Miniaturization is the key word to the entire computer hardware manufacturing industry as all the producers are constantly looking for new ways to increase the performance of their products while maintaining the same relative dimensions. As Moore's Law is still true and the number of the components inside a computer chip is doubling every 24 months, without the increase of the chips' surface area, hardware manufacturing companies need to come up with new ways to miniaturize everything inside the said chip, including the wiring between separate components.
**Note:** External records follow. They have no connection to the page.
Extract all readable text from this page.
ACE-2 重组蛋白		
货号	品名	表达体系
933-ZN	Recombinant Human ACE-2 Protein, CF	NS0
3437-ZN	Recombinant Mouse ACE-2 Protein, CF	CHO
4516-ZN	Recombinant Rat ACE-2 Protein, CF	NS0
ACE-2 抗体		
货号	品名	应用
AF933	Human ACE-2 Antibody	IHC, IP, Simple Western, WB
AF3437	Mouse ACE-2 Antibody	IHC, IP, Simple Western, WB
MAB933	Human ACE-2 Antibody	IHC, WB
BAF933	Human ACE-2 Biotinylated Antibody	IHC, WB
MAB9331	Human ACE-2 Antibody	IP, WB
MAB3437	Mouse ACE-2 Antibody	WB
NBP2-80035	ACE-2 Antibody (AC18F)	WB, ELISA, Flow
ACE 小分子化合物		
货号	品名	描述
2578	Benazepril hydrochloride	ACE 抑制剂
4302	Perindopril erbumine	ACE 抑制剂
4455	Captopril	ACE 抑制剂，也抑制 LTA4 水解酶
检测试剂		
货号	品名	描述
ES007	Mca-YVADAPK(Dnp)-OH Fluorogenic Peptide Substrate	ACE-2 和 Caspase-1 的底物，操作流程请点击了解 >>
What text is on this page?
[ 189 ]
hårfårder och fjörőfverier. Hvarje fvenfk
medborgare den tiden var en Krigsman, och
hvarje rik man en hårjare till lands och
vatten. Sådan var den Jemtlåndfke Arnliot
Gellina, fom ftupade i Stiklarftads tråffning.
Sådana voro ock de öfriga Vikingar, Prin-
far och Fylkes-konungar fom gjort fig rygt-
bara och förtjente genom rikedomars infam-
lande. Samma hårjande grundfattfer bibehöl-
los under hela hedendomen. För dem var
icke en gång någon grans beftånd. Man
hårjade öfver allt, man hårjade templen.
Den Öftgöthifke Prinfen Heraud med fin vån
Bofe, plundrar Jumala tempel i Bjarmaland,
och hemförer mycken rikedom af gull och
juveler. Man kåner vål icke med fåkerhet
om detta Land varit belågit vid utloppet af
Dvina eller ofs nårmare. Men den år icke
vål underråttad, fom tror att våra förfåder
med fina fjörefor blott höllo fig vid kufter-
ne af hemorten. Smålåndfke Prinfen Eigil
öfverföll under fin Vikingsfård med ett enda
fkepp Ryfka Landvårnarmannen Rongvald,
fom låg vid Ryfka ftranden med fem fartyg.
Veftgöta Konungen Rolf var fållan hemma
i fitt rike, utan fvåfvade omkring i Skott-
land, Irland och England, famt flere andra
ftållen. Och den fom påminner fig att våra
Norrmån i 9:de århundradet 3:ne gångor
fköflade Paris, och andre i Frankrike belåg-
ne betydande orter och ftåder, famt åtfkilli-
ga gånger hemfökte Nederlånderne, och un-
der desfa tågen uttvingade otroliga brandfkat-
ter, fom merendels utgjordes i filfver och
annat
As the choice background material for all computer chips is the silicon, a semi conductive material, special wires must be produced and then placed on the surface of the underlaying silicon substrate. Because of the miniaturization trend, producing these wires is increasingly difficult and costly and now researchers at the National Institute for Nanotechnology (NINT for short) from the United Kingdom demonstrated successfully a new technology for producing small wiring conductive circuits on top of silicon based chips. As the needed wires are very small, the scientists used self assembling molecules in order to form conductive lines. "Computer chips are constantly getting smaller and smaller. There's an unrelenting decrease in size. And the question arises, how do you wire these things in?" said Dr Jillian Buriak, University of Alberta professor and senior research officer at the National Institute for Nanotechnology, who was then cited by the news site theengineer. "If you're going to make something on the order of 22 or even 18 nanometres, then you'd better have a plug that's about that size, too."

Using the new technology a whole new generation of wired circuits can be produced, thanks to the wire system which allows wires to become 5,000 times longer than they are wide and these wires can then be used to link between them smaller transistors or other miniaturized electronic components which are typically found inside computer central processing units or other devices. According to Jillian Buriak the molecules that are forming the nano sized wire are self assembling just like the DNA is in all living things. She explained that this technology is cheaper and more environmentally friendly than the current technology of producing computer chips which uses lithography in order to lay down the circuits on the silicon substrate. The molecules that were used in these experiments are based on very simple structures, basically they are polymers so the self assembling feature is something natural for them.

Dr Jillian Buriak also said that this new wiring technology could be the future of the computer hardware industry as the hardware producers are constantly looking for new ways of speeding up their products while keeping costs at a reasonable level.